A justificativa dessas chamadas prerrogativas, ao menos em tese, é a prevalência do interesse público, especialmente nos casos em que há modificação contratual que implique em ônus para o contratado, ainda que compensado na equação econômico-financeira do contrato. Então importa, primeiramente, perguntar: faz sentido que o interesse público seja o da modificação dos contratos a posteriori, conforme vontade exclusiva da Administração, em qualquer contrato com ela celebrado?

O exemplo mais marcante dado em aula foi a incidência de tais prerrogativas até mesmo na compra de copos de plásticos.

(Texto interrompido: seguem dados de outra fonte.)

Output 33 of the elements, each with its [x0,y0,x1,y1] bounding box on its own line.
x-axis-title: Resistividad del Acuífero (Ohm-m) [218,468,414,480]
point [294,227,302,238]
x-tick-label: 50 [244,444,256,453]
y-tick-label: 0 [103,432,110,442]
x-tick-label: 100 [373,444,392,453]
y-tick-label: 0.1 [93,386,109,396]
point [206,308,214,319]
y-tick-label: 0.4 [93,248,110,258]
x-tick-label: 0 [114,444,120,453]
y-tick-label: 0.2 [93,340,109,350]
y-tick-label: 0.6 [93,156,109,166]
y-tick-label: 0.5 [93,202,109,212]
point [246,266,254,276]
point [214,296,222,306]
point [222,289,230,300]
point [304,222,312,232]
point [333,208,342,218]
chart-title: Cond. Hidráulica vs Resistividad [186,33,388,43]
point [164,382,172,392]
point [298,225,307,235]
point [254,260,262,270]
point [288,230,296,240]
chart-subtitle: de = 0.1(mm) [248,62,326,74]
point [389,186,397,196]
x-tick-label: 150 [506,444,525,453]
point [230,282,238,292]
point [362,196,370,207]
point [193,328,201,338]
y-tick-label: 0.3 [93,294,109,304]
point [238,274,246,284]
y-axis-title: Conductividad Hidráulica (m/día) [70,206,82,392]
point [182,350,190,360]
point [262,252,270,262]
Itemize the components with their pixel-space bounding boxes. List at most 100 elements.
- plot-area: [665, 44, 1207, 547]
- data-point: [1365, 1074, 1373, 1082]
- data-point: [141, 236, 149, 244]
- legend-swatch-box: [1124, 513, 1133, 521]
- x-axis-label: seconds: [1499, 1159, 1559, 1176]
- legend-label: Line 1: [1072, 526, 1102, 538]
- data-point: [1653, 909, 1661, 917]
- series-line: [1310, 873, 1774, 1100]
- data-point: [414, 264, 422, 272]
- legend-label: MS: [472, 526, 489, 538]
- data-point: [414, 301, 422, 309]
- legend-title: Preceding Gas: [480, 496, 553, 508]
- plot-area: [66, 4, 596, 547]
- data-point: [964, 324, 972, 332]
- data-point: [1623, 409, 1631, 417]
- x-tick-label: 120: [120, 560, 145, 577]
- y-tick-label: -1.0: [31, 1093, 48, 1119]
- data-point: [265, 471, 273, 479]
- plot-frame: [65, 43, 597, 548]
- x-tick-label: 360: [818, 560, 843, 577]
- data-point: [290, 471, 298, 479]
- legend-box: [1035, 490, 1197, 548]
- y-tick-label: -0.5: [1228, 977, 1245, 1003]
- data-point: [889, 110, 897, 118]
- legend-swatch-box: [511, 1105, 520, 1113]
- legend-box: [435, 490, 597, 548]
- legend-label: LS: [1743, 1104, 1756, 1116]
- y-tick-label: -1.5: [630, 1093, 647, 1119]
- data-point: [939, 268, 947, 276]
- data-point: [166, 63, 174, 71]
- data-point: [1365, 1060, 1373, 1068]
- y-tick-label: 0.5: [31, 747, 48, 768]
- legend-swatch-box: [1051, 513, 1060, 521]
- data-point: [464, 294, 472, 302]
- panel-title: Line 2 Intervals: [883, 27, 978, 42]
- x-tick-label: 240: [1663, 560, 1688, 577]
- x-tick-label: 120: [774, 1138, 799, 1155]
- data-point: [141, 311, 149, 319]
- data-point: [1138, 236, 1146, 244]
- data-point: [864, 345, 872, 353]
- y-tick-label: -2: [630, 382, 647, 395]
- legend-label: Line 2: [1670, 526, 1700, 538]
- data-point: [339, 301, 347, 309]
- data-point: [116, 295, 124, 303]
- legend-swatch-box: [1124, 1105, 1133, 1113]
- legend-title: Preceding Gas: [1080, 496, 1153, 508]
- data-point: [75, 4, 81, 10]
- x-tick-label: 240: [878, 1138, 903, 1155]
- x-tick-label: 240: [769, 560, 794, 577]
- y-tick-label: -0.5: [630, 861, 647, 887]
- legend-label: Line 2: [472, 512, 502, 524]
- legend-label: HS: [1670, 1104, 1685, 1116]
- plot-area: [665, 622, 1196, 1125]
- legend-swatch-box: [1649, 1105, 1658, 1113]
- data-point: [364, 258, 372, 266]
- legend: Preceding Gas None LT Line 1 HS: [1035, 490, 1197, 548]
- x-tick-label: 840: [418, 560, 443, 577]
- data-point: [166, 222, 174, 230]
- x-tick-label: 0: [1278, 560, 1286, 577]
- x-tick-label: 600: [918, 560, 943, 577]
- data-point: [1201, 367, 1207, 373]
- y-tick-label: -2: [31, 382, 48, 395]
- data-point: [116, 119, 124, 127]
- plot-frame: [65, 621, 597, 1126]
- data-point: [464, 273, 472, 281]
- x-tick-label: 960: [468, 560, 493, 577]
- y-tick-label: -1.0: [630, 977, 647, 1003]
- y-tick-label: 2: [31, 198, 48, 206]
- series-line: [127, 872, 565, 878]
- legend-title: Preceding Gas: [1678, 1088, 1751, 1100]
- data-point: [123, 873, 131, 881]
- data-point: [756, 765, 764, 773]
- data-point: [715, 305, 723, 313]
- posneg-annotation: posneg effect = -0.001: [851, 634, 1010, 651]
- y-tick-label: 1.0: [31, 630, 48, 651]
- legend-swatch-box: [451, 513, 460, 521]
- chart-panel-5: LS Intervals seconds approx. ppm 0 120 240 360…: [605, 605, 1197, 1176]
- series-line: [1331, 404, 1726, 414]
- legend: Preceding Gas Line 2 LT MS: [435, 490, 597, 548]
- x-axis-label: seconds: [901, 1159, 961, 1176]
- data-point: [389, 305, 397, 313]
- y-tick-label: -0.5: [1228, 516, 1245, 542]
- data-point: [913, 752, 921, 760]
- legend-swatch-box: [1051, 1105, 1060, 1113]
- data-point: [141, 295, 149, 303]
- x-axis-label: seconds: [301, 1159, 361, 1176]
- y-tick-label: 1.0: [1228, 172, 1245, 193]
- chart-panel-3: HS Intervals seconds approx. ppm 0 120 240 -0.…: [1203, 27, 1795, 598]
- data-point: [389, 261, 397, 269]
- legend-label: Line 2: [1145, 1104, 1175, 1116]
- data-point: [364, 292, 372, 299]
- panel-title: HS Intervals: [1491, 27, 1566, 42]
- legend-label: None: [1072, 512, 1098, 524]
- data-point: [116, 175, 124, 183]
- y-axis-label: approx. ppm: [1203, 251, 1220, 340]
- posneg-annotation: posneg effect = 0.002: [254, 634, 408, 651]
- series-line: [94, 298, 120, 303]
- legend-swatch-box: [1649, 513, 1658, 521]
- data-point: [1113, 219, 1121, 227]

Sem a pretensão de reduzir a importância dessa aquisição ou tratar questões ambientais, fato é que se torna difícil defender a necessidade de garantir à Administração Pública a possibilidade de alteração unilateral do contrato e demais prerrogativas, com base em interesse público, no exemplo dado, bem como em tantos outros.

Permita-se a simplificação para ilustrar. A defesa do interesse público não deveria incluir a defesa dos direitos, no exemplo acima, do fornecedor dos copos? Qual ônus é maior: eventual estoque de copos por uma falha de cálculo dos requisitantes ou alargar a produção e tê-la cancelada por alterações imprevisíveis feitas pelo adquirente? Parece-me óbvia a injustiça do narrado, além de que fácil concluir que esse tipo de unilateralidade ofende os direitos do privado.

Ora, o mesmo interesse público que justifica as prerrogativas da Administração também deve limitá-las. Em assim sendo, deveria ser vedada sua invocação em dados contratos.

Aliás, diga-se ainda que submeter a contraparte à situação de disparidade contratual implica que esta deva incluir no preço ofertado o cálculo do risco, entre outros, onerando não só o particular, mas também a Administração.

Outro efeito é a menor preocupação com o objeto do contrato, vez que à Administração está resguardado o direito de alteração, quiçá sem ônus.

Por fim, como não poderia deixar de ser, também gera consequências na cultura dos órgãos de controle, até mesmo na avaliação dos direitos – nem sempre considerados – da contraparte. Esse é o preço de contratar com a Administração Pública!

O que leva ao cerne da questão. É preciso se perguntar por que a Lei nº 8.666 vê como eficiente impedir que o gestor público negocie o contrato no início da contratação, preferindo transmutar tal discricionariedade em forma de alteração unilateral do contrato no momento de sua execução. As escolhas da lei são evidentemente fruto da ânsia do combate à corrupção, mas… há alguma prova de que essa específica opção torne eficaz o combate à corrupção? Não. Certamente também não favorece a qualidade da contratação.

As escolhas legislativas buscam engessar o gestor público em relação às leis e engessar o particular em relação à Administração Pública. É um jogo de gato e rato que grande parte das vezes sequer traz efetivos benefícios, muito menos ao interesse público.

De fato, engessar o gestor público não só não tem impedido a corrupção, mas certamente tem feito grandes estragos à qualidade das contratações e, muitas vezes, aos direitos dos privados que prestam serviços à Administração.

É mais do que o suficiente para justificar a evolução do contrato administrativo no sentido de seguir o caminho oposto, optando por alargar a atuação do gestor público no momento da contratação, mas restringir o uso das prerrogativas da Administração, priorizando-se a consensualidade, conforme defendido por muitos juristas da atualidade. Imprescindível, portanto, revisar a lógica do processo de contratação.

Assim, é lamentável, que, ao menos até o momento, não seja esta a opção do projeto de lei em tramitação para substituir a afamada Lei de Licitações e Contratos da Administração Pública, Lei nº 8.666 de 21 de junho de 1993. Sem dúvida alguma, seria a melhor forma de atender o interesse público, com eficiência de custos, qualidade na contratação e consensualidade entre as partes. Diga-se de passagem, tem dado certo aos privados e na maior parte do mundo.

Artigo escrito pela sócia Dra. Bruna Alves de Souza em fevereiro de 2020.